As the sovereign debt crisis has made it infeasible to access funding from the markets Spain is being forced to borrow money from other European nations to pay for the bailout.
The additional debt will add to the overwhelming debt load Spanish citizens are being forced to pay as they face harsh austerity measure in the midst of raging unemployment in a depression-like economy.
Spanish protesters rally against bank bailout request
Press TV – Protesters in the debt-ridden country were out on the streets of the capital Madrid on Sunday against the newly elected government’s decision on asking for European Union financial assistance to save the banks.
The demonstrators were banging their pots and pans in protest against the government’s call for help.
They were telling their government that it’s the suffering citizens that should benefit from international aid, not the financial institutions.
Spain government on Saturday, after an emergency economic videoconference with eurozone finance ministers, announced the decision.
“The Spanish government declares its intention to request European financing for the recapitalization of those banks that need it,” Spanish Economy Minister Luis de Guindos said at a press conference after the videoconference.

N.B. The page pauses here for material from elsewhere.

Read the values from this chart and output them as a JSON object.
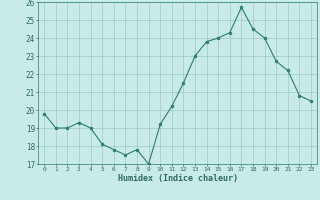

The decision is seen as a U-turn in policy by Spanish Prime Minister Mariano Rajoy, who had firmly ruled out the need for a bailout for the country’s banking sector.
Spain has been under pressure to shore up its banking sector before the parliamentary elections in Greece.
There are growing concerns that the outcome of the Greek polls could lead to the country’s exit from the eurozone and further destabilize the euro.